Delhi is now one of most polluted cities in the world (Image courtesy: pc-tablet.co.in)
Delhi is now one of most polluted cities in the world (Image courtesy: pc-tablet.co.in)

To the survival kit of a bottle of mineral water, the Delhite must now add a gas mask or the bottle of oxygen. Uber is already promising a vertical takeoff landing aircraft at call. Within a year or two and, with some luck, the Delhite will encapsulate himself like the Bubble Boy David. Born in US in 1971 with severe combined immunodeficiency (SICD), he was, in a manner of speaking, imprisoned in his specially constructed sterile plastic bubble, till he died at the age of 12, because he was so inherently fragile as to catch any passing infection.

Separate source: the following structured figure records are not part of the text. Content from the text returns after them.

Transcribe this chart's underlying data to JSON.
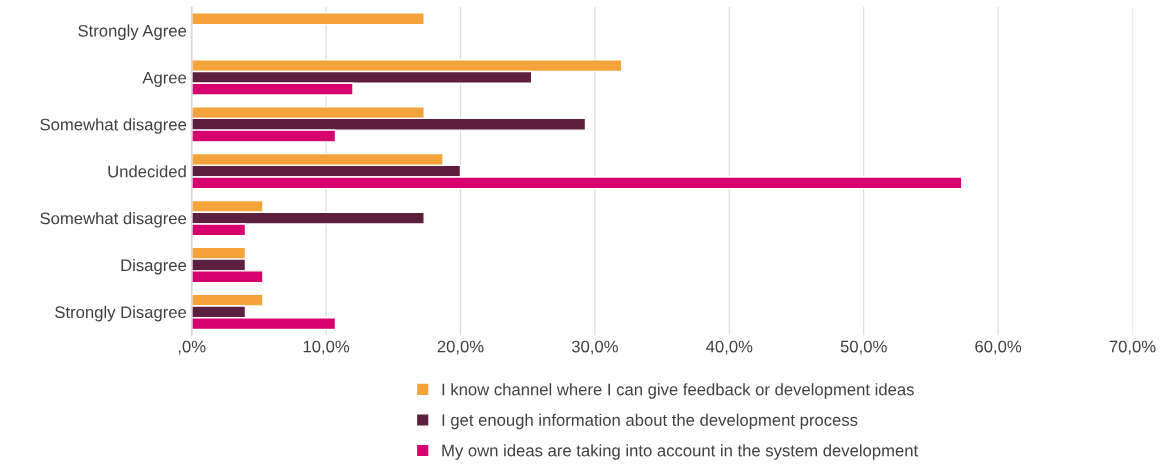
{
  "chart_data": {
    "type": "bar",
    "orientation": "horizontal",
    "categories": [
      "Strongly Agree",
      "Agree",
      "Somewhat disagree",
      "Undecided",
      "Somewhat disagree",
      "Disagree",
      "Strongly Disagree"
    ],
    "series": [
      {
        "name": "I know channel where I can give feedback or development ideas",
        "color": "#f4a23a",
        "values": [
          17.3,
          32.0,
          17.3,
          18.7,
          5.3,
          4.0,
          5.3
        ]
      },
      {
        "name": "I get enough information about the development process",
        "color": "#5c1f3f",
        "values": [
          null,
          25.3,
          29.3,
          20.0,
          17.3,
          4.0,
          4.0
        ]
      },
      {
        "name": "My own ideas are taking into account in the system development",
        "color": "#d6006f",
        "values": [
          null,
          12.0,
          10.7,
          57.3,
          4.0,
          5.3,
          10.7
        ]
      }
    ],
    "xlim": [
      0,
      70
    ],
    "xticks": [
      {
        "value": 0,
        "label": ",0%"
      },
      {
        "value": 10,
        "label": "10,0%"
      },
      {
        "value": 20,
        "label": "20,0%"
      },
      {
        "value": 30,
        "label": "30,0%"
      },
      {
        "value": 40,
        "label": "40,0%"
      },
      {
        "value": 50,
        "label": "50,0%"
      },
      {
        "value": 60,
        "label": "60,0%"
      },
      {
        "value": 70,
        "label": "70,0%"
      }
    ],
    "grid": "x",
    "legend": "bottom"
  }
}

There is already a long list of health anxieties to cater for, but Dengue seems to be uppermost on the list . I do not have to go far; the demonic energy and malevolence with which my daughter goes after the lone, unfortunate, and vagrant mosquito or anything small and minuscule that takes to wings, is proof enough of what is on the mind of every doting mother. Whenever we go out, along with my grand children, I also get my quota of protective armour of Odomos. I suffer the elaborate ritual ceremony for warding off Dengue quite sportingly .

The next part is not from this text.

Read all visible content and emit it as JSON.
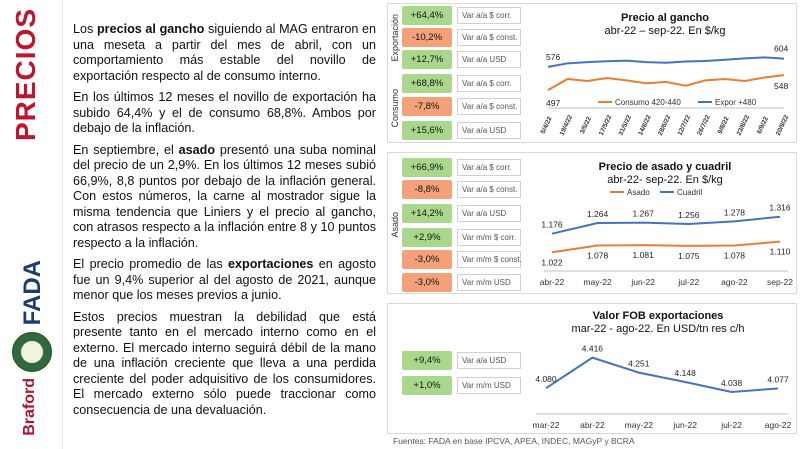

Even though Bharati Nagar, near the posh Lodhi Colony and home to senior civil servants , is one of the better off areas of Delhi it has reported cases. Dengue and Chikengunya seem to have unmistakably a Marxist lineage; they attack privilege. People who live in cleaner surroundings are their inevitable target. As further proof of their distinguished ancestry these mosquitoes can live and breed only in enclaves of privilege – clean stagnant water in desert coolers, flower pots etc. Fetid drains, or polluted water bodies cannot sustain the Dengue population.

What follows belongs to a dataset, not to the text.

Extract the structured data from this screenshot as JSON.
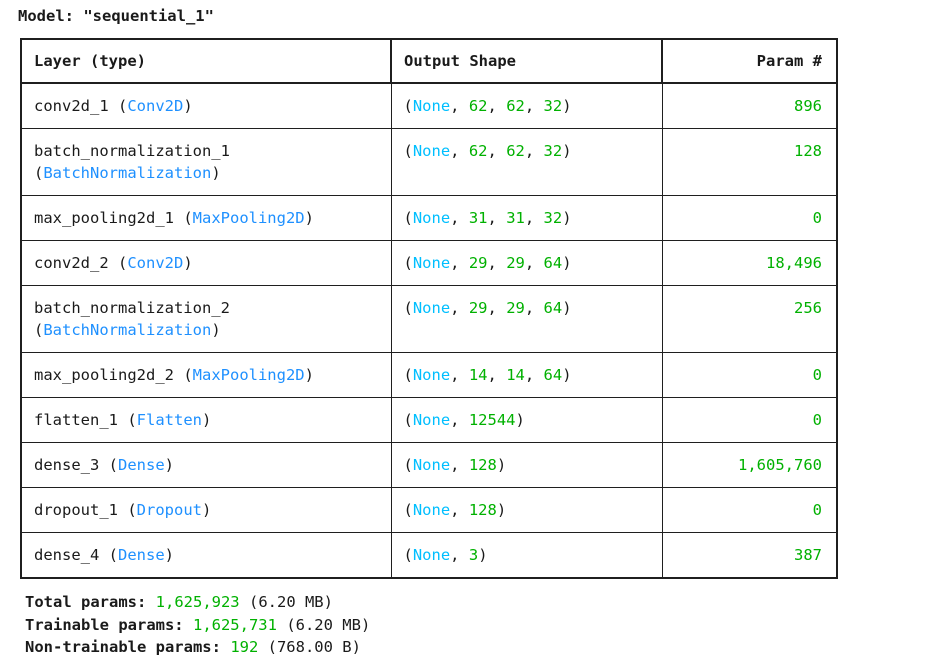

Even though hardly four or five, out of nearly 3500, strains of mosquitoes have any hostile design on us, mosquitoes have become the universal enemy of mankind – or that species of homo sapiens which inhabits our part of the earth. Wholesale extermination of the mosquitoes is high on human agenda because that is how the modern man likes to fight his enemies. The epic fight of man and mosquito goes on everyday, everywhere here in Delhi, in slums and areas cut off from municipal services as well as in the posh government colonies where fogging machines trail clouds of gas, potentially lethal for dengue infected mosquitoes. Luckily for the mosquitoes the humans are far too clumsy . They just cannot manage the en masse extinction !

With the onset of winter, we are beginning to put the fear of Dengue and Chikungunia behind us but the resurgent malaria is an ever present threat and cannot be written off. But then what are we to do about the mischievous, shape shifting virus who are the cause of so much misery by way of giving us flu? They are hugely inventive and slip through the safety net of anti flu vaccine in a different disguise. And they have no fear of antibiotics. We have for so long distrusted our own antibodies that we repose absolute faith in the antibiotics; there is one for every occasion. They are our saviour and if they let us down, then God help us.

In the meanwhile, the people who could have made a difference to our prospects in our fight against pollution and the minuscule enemies, Mr. Kejariwal and the Mr. Najeeb Jung, the CM and the LG are making it worse . Locked in a do or die battle, they contribute acrimonious decibels and fire and brimstone to an already vexed situation. Mr. Kejariwal declared sometime back that there was a high level threat to his life . He did not elaborate, however, whether it would be delivered via an infected mosquito or through other traditional means. In their inactive they spur the courts to hyperactivity – higher courts are busy sorting out the issues that the combatants raise against each other. Of course all at tax payers’ expense and time!